In today’s world of advertising, digital endorsements are crucial to a brand’s marketing strategy. With an increasing number of brands collaborating with popular bloggers for product launches and promotions, the coveted concept of “brand ambassadors” is gradually expanding from celebrities to social media influencers. Targeted reach and more engagement—sounds like the perfect formula for digital advertisements, right? There is a respite—the Advertising Standards Council of India (ASCI) is listening and we may have new influencer guidelines by ASCI? The body intends to release a new set of guidelines for digital endorsements driven by social media influencers.
The regulatory council’s objective is to protect consumers while helping them make informed decisions about their online purchases and activities; these new guidelines are likely going to be based on international practices in the field, as per a recent report by LiveMint.
What implications will this policing have on brands?
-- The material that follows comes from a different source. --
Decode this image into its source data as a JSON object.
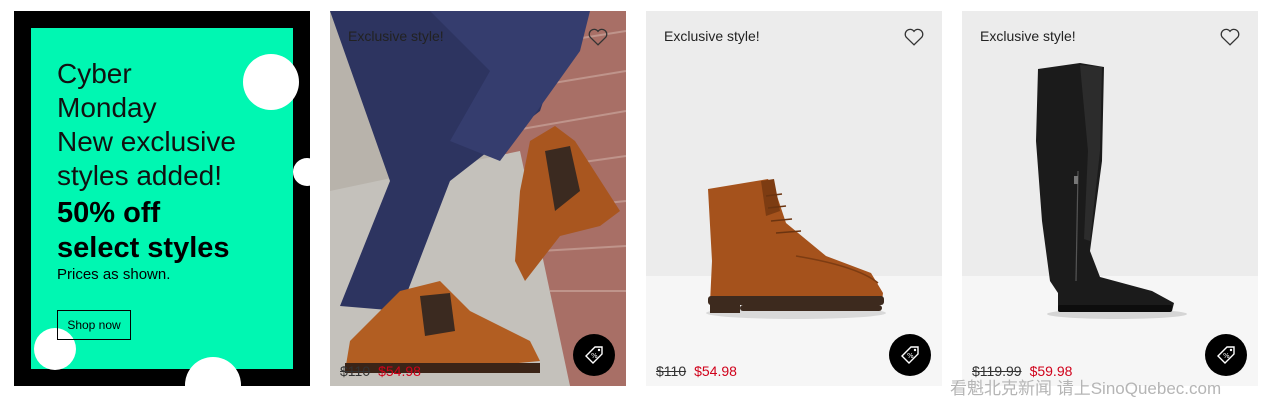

Aditya Chandra, Founder of Sparkt, a Mumbai-based Creative & Digital Marketing agency, says “From a brand perspective, [this change] would nudge brand managers to be a bit more responsible for people who represent their brands within the digital ecosystem possibly with the same amount of vigour that goes into selecting a brand ambassador.”
“I don’t think it [the new guidelines] will make too much of a difference in the way most brands think,” says Yash Singh Dabi, Portfolio Associate with Spring Marketing Capital. He adds, “The challenge is that brands have been introduced to influencers as a media vehicle and not a solution for partnering with authentic content creators, which is why Indian influencers are trying to gain followership instead of focusing on creating authentic content.”
Chandra suggests, “Longer-term, sustainable associations that would form the underpinnings of a sustained engagement between the brand and consumer could possibly help to structure influencer engagement.”
Disclosures by social media influencers—a step in the right direction
Youtuber-Blogger Scherezade Shroff is all about maintaining transparency in the digital ecosystem. In her recent video titled “Are influencers scamming you?,” Shroff discusses about genuine brand collaborations and their declaration, “influencers” with fake followers, and more.
Shroff candidly shares how she has had no choice but to refuse brand collaborations wherein the brand(s) didn’t approve of her disclosing the sponsorship.
Quite a few influencers are already doing their bit and “being responsible” on social media. We are talking about those influencers who declare upfront that the post features paid collaboration and/or diligently use hashtags such as #Ad and #SponsoredPost (or similar) in their endorsement posts. This hashtag might be lurking toward the end of the post, often shadowed by a bunch of trending and brand-specific hashtags; nevertheless, the humble disclosure is noticed and appreciated.
How can social media influencer agencies help bridge the gap?
According to Aditya Chandra, social media marketing agencies need to invest in technology platforms that can help them measure impact metrics of such digital endorsements. “Agencies typically adopt influencer marketing as an extension of the campaign’s core media rollout, adding some vanity to the metrics rather than impact on brand; however, given the current consumer ecosystem, influencer-driven marketing strategies tend to have their own efficacy and work just as well if there is a sustained ongoing effort.”
Dabi of Spring Marketing Capital also believes that brands need to revisit how they collaborate with content creators. “Until brands start investing in ‘collaborations’ and not just reach, no guidelines can really help change the way influencers are looked from a customer’s POV,” he adds.
After all, it all boils down to the end users—all of us who are constantly scrolling through feeds and consuming massive amounts of information fed to us, often trusting the content shared by their favourite bloggers.
“Responsible Brands + Agencies = Happy Consumers” seems to be Chandra’s mantra for a happier, more sustainable digital ecosystem. “At the end, [it is important to] see the transition from vanity to impact,” he sums up.